EU TAX ALERT 2018/12
Case C-650/16, Bevola
CJEU rules that freedom of establishment requires Denmark to grant deduction of final losses incurred by foreign PEs
Today the Court of Justice of the European Union (“CJEU” or “Court”) issued its judgment in Case C-650/16, Bevola (please see our EU Tax Alert 1/2018 for a comment on the Conclusions of the AG in the same case).
The case concerns a Danish resident company that decided to close its Finnish permanent establishment (“Finnish PE”). Upon cessation of its activities, the Finnish PE incurred losses for which no relief was available in Finland. The taxpayer sought for the deduction of such losses in Denmark relying on the Marks & Spencer case law, under which the final losses of foreign subsidiaries may be taken into account in the State of the parent company (see C446/03 Marks & Spencer and, with regard to foreign PEs, C-414/06, Lidl Belgium).
Danish tax authorities denied the deduction of the losses incurred by the Finnish PE claiming that, under Danish law, such a deduction would be permitted only where the Danish taxpayer had applied for the “international joint taxation regime” (an optional regime providing for the combined taxation in Denmark, for a period of at least ten years, of all profits and losses realised by foreign subsidiaries and PEs). Otherwise, due to the application of the exemption method under Danish ordinary regime, income and losses attributable to foreign PEs are not taken into account for Danish tax purposes.

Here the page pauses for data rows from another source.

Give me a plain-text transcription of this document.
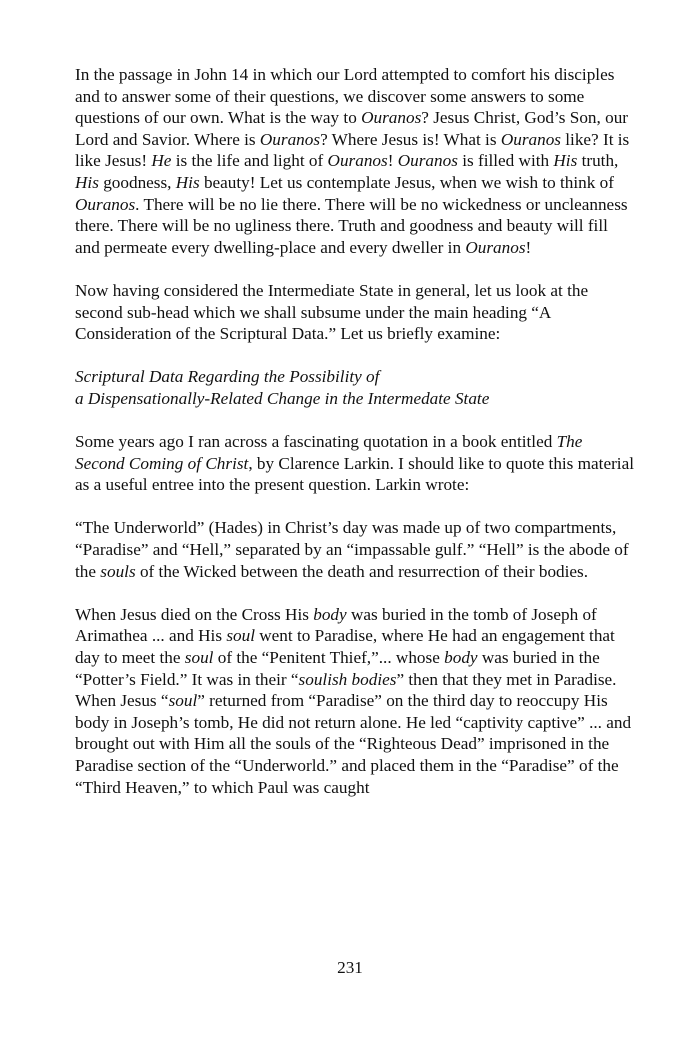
In the passage in John 14 in which our Lord attempted to comfort his disciples and to answer some of their questions, we discover some answers to some questions of our own. What is the way to Ouranos? Jesus Christ, God’s Son, our Lord and Savior. Where is Ouranos? Where Jesus is! What is Ouranos like? It is like Jesus! He is the life and light of Ouranos! Ouranos is filled with His truth, His goodness, His beauty! Let us contemplate Jesus, when we wish to think of Ouranos. There will be no lie there. There will be no wickedness or uncleanness there. There will be no ugliness there. Truth and goodness and beauty will fill and permeate every dwelling-place and every dweller in Ouranos!

Now having considered the Intermediate State in general, let us look at the second sub-head which we shall subsume under the main heading “A Consideration of the Scriptural Data.” Let us briefly examine:

Scriptural Data Regarding the Possibility of
a Dispensationally-Related Change in the Intermedate State

Some years ago I ran across a fascinating quotation in a book entitled The Second Coming of Christ, by Clarence Larkin. I should like to quote this material as a useful entree into the present question. Larkin wrote:

“The Underworld” (Hades) in Christ’s day was made up of two compartments, “Paradise” and “Hell,” separated by an “impassable gulf.” “Hell” is the abode of the souls of the Wicked between the death and resurrection of their bodies.

When Jesus died on the Cross His body was buried in the tomb of Joseph of Arimathea ... and His soul went to Paradise, where He had an engagement that day to meet the soul of the “Penitent Thief,”... whose body was buried in the “Potter’s Field.” It was in their “soulish bodies” then that they met in Paradise. When Jesus “soul” returned from “Paradise” on the third day to reoccupy His body in Joseph’s tomb, He did not return alone. He led “captivity captive” ... and brought out with Him all the souls of the “Righteous Dead” imprisoned in the Paradise section of the “Underworld.” and placed them in the “Paradise” of the “Third Heaven,” to which Paul was caught

231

First, the Court holds that the Danish regime is aimed at preventing double taxation as well as, symmetrically, at preventing the double use of losses incurred by Foreign PEs. Based on the cases Nordea Bank Danmark (C-48/13) and Timac Agro Deutschland (C-388/14) foreign PEs and domestic PEs should not in principle be regarded as being in comparable situation with regard to measures aimed at preventing double taxation (para. 37). However, in relation to the prevention of the double use of losses, foreign PEs which incurred final losses must be considered as being comparable to domestic PEs (para. 38). According to the Court, such conclusion is further confirmed by the fact that national provisions aimed at the elimination of double taxation or the double use of losses tend, more generally, to ensure that taxpayers suffer an appropriate tax burden in the light of the ability to pay principle (para. 39).
Second, the Court holds that the denial to use losses of a foreign PE can be justified by the need to ensure a balanced allocation of taxing rights between Member States (§ 43); by the need to preserve the coherence of the Danish tax system (§ 51) and by the need to avoid the double use of losses (§ 52). However, the denial is not proportionate to the extent that the foreign PE incurred final losses. In such a case, indeed, the principle of the ability to pay, which underlies the exemption method applied by Denmark, is better served by requiring the State of residence of the company to take into consideration the final losses incurred by the foreign PE (para. 59).
Finally, the Court relies on its precedent in the case Marks & Spencer (C-446/03) to state that the burden of proof is on the taxpayer to provide evidence that the losses should be considered as final which is the case when (i) the foreign PE has exhausted the possibilities of taking into account the losses in its State of establishment also in relation to the taxable income of previous tax years; and (ii) where there are no possibilities to use such losses in the PE State in future years. As clarified in the case Commission v United Kingdom (C-172/13) such last requirement is met only if it is established that the foreign PE does no longer receive revenue (even for small amounts) in the State of establishment (paras. 60-64).